Елена гордо выпрямилась, собираясь уйти, но профессор взял ее руку в свои и властно усадил на прежнее место.
— У вас очень красивые руки, милый стажер. Вам, очевидно, много раз говорили об этом?
— Да. — Елена выдержала его испытующий взгляд. — Это может помешать моей работе?
— Не исключено, — усмехнулся Кулагин. — Наша работа требует силы, порой даже грубой физической силы… Не каждому дано… Но вы еще так молоды. У вас будет много времени, чтобы научиться твердо держать скальпель в руке и развить силу.
— Я очень хочу этого! — воскликнула Елена. — Вам-то легко, профессор… Вы сильный! Вы не ошибаетесь…
— И у меня бывают неудачи, даже смертельные исходы, — с грустью заметил Сергей Сергеевич.
— Всегда есть больные, которым нельзя помочь, — возразила Елена. — Мы можем только пытаться им помочь, обманывая и себя и их… А как вы думаете, хирург имеет право на ошибку?
— Хирург — тоже отчасти человек, — пошутил Кулагин. — Как-то я разговаривал с одним строителем… Крупный, преуспевающий инженер. Так вот он сказал: «Когда я строю дамбу, я делаю поправку на запас прочности. Мои дамбы служат вечности». — «Себя страхуете или дамбу?» — спросил я. «Дамбу… И себя!» — ответил он. Потом подмигнул мне и откровенно заявил: «Если я уложу в дамбу лишнюю тысячу тонн бетона, подорожает лишь дамба, а мне спокойней». Вам нравится подобный метод страховки от ошибок, коллега?
— А что? — воскликнула Богоявленская. — В этом что-то есть!
Она вдруг звонко расхохоталась. Кулагин удивленно взглянул на нее, не понимая причины этого взрыва веселья.
— Ох, простите! — покраснела Елена. — Просто я вспомнила, как однажды на лекции вы сказали, что на нашей эмблеме вовсе не змея, а уж.
— Однако, — пробормотал Кулагин, — у вас хорошая память.
— Да, — простодушно подтвердила Елена, — если я чего-нибудь не понимала в лекциях или учебниках, то просто зазубривала и как автомат отвечала на зачетах или экзаменах.
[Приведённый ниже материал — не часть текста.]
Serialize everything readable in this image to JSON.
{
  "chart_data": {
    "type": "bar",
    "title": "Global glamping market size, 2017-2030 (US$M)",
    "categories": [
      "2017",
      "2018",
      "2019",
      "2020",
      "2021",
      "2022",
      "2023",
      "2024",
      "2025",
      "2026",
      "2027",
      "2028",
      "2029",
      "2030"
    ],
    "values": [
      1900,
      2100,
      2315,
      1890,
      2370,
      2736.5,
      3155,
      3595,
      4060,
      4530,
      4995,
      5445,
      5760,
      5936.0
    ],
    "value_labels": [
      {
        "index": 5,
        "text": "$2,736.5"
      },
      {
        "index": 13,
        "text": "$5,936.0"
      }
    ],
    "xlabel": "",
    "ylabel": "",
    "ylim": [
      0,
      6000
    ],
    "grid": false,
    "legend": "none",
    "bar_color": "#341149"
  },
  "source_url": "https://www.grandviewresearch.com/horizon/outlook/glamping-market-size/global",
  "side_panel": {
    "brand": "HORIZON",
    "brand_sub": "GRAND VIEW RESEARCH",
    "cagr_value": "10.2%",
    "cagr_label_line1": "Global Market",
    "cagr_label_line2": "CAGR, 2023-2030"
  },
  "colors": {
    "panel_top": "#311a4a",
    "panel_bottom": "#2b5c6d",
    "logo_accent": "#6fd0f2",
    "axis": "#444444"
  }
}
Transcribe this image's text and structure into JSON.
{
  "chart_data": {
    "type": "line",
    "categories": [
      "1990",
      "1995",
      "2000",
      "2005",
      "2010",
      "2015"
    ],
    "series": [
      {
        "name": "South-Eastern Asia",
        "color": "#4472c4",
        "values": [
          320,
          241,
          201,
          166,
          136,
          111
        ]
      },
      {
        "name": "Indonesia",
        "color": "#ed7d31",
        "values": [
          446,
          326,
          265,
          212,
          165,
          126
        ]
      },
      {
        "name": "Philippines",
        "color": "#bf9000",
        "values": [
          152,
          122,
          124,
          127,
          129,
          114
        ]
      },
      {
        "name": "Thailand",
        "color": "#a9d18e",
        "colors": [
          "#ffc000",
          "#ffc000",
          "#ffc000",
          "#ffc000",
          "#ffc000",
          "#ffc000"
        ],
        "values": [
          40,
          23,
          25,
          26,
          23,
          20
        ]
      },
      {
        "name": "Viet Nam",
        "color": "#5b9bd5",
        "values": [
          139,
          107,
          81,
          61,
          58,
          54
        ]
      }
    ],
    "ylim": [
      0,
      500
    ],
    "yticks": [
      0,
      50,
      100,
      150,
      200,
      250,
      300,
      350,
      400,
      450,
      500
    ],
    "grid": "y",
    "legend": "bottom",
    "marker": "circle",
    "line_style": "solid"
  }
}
А теперь оказалось, что многого и не нужно было запоминать.
— Вы рискуете, — усмехнулся Кулагин. — Я ведь могу за такое признание поставить вам в зачетку «пару».
— Не сможете, профессор, у меня уже нет зачетки. Я дипломированный врач. Единственное, что вы действительно можете, так это не взять меня в свой институт на постоянную работу.
— А вам очень хочется работать у меня? — прямо спросил Кулагин.
— Очень! — просто сказала Елена. — Если вы от меня откажетесь, для меня это будет настоящей трагедией.